И однако, несмотря на нежелание судить и страх проиграть «игру», Мегрэ прежде всего озабочен установлением истины, поисками верного «хода» в борьбе за справедливость, и вряд ли он мог бы согласиться с другим сименоновским принципом: «Меня не трогают и я никого не трогаю». Тут Мегрэ мог бы возразить писателю Жоржу Сименону: хочет человек, чтобы его трогали или нет, жизнь его трогает постоянно, и как правило болезненно. Можно не хотеть борьбы, можно утверждать, как утверждал Сименон, что прогресс — это гармонические отношения с другими людьми и окружающим миром. В этом утверждении есть безусловная истина, но куда же деваться от мучительного сознания, что до гармонических отношений с окружающими Луизе Лабуан, например, так же далеко, как до луны? А что вообще делать со злом обездоленности, приниженности, бедности? Мегрэ не знает ответа на этот вопрос. Но, похоже, не знал и Сименон: «Где и в чем демократия для человека с улицы?» — размышлял он. В чем его свобода? В том, что «он волен опустить в избирательную урну бюллетень за ретрограда и консерватора?» Ведь «наверху», как правило, оказываются они. И какое в том утешение, что лично он, Жорж Сименон, ни разу не принимал участия в выборах? — Да, — признавался писатель, он «…всю жизнь молчал…», но он всегда также был бунтарем против условностей, общепринятых в среднем классе, поэтому некоторые перемены к лучшему в положении маленького, несчастного человека позволяли ему чувствовать себя бунтарем и впоследствии заявлять: «Я всегда радовался любым успехам народа». Он надеялся, что придет время, когда «не будет ни земного рая для власть имущих, ни ада для рабов». И еще: «Я не могу удержаться от радости, видя, куда движется мир; тот, кто производит, предъявляет счет». И он готов был приветствовать общество будущего.

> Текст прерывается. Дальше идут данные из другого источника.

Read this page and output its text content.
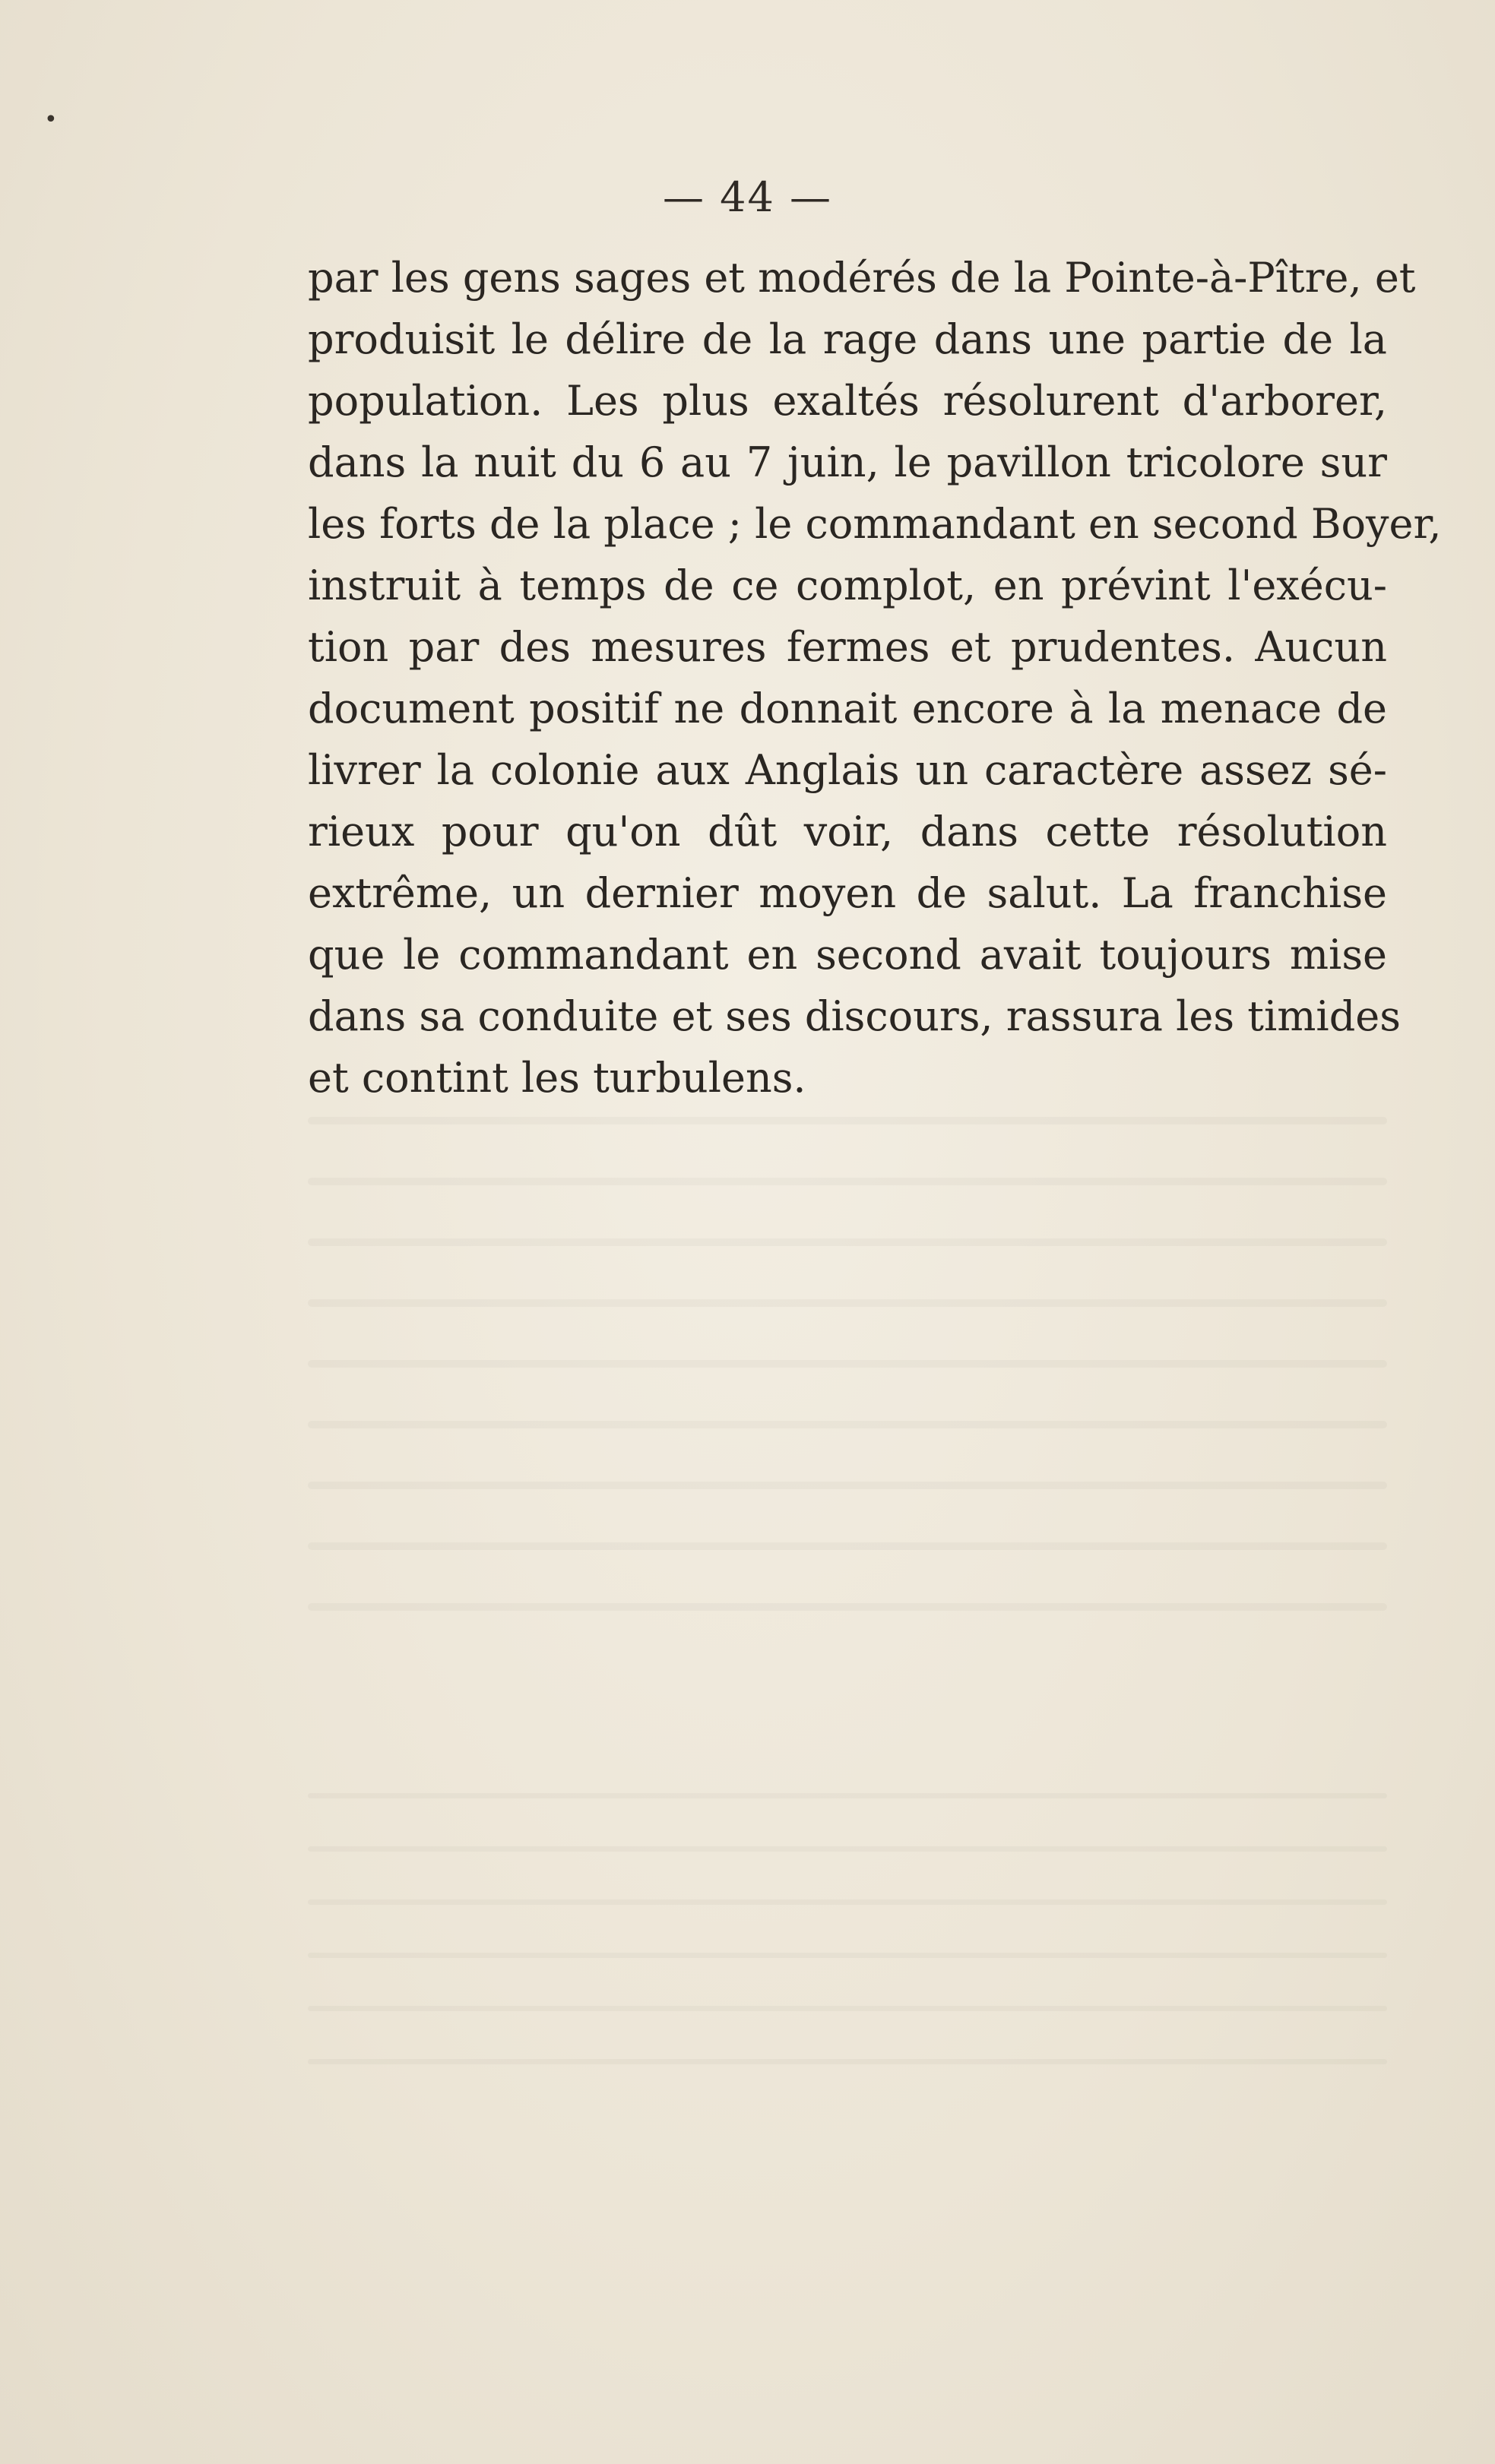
•
— 44 —
par les gens sages et modérés de la Pointe-à-Pître, et
produisit le délire de la rage dans une partie de la
population. Les plus exaltés résolurent d'arborer,
dans la nuit du 6 au 7 juin, le pavillon tricolore sur
les forts de la place ; le commandant en second Boyer,
instruit à temps de ce complot, en prévint l'exécu-
tion par des mesures fermes et prudentes. Aucun
document positif ne donnait encore à la menace de
livrer la colonie aux Anglais un caractère assez sé-
rieux pour qu'on dût voir, dans cette résolution
extrême, un dernier moyen de salut. La franchise
que le commandant en second avait toujours mise
dans sa conduite et ses discours, rassura les timides
et contint les turbulens.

Да, Сименон все-таки прав: он — другой, он — не Мегрэ. Таких радикальных заявлений от комиссара полиции мы не услышим. Тут опять развилка, где постоянно пересекающиеся «я» автора и его героя вновь отдаляются, хотя у них общее желание познать истину. Мы оставляем Мегрэ в душевном равновесии, которое автору, чувствуется, трудно нарушить, почему он отправил его в отставку, хотя сначала колебался, не убить ли его в схватке с уголовниками? Все же на такую жестокость он не решился, как это было с Дойлом. Удержали Сименона читатели, вернее, их письма, адресованные Мегрэ, а в них — столько просьб о совете и помощи! Мегрэ остался жить, но — в отставке, а его создатель с торжеством заявил корреспонденту лозаннской газеты: «Я стал свободным человеком и более не завишу от своих героев. Они больше полувека терзали меня. Я жил в их «шкуре», они командовали мной, моим мозгом, нервами, забирали все силы. Теперь я сбросил их «шкуру», живу своей жизнью». В конце жизни Сименону Мегрэ только снился: «Он был выше, шире в плечах и массивнее, чем я, и, хотя я видел его со спины, в нем чувствовалась умиротворенность, и я позавидовал ему… потребовалось некоторое время, чтобы я в полусне понял, что это вовсе не реально существующий человек, а персонаж, рожденный моим воображением. То был Мегрэ в своем садике в Мен-сюр-Луар… Он не скучает. Во всякое время дня у него есть занятие, а бывает, они с женой, взявшись под руку, совершают долгие прогулки пешком. Картины эти сохранились у меня в мозгу, и это стало для меня как бы окончательной отставкой Мегрэ».
Для него, Сименона, но не для читателя, не для теле- и кинозрителя, для которых Мегрэ не литературный персонаж, а живой и действующий человек, недаром многие иностранные туристы, приезжая в Париж, устремляются на бульвар Ришар Ленуар: а вдруг повезет и они встретят комиссара полиции, который направляется на работу в свое ведомство на Набережной Орфевр?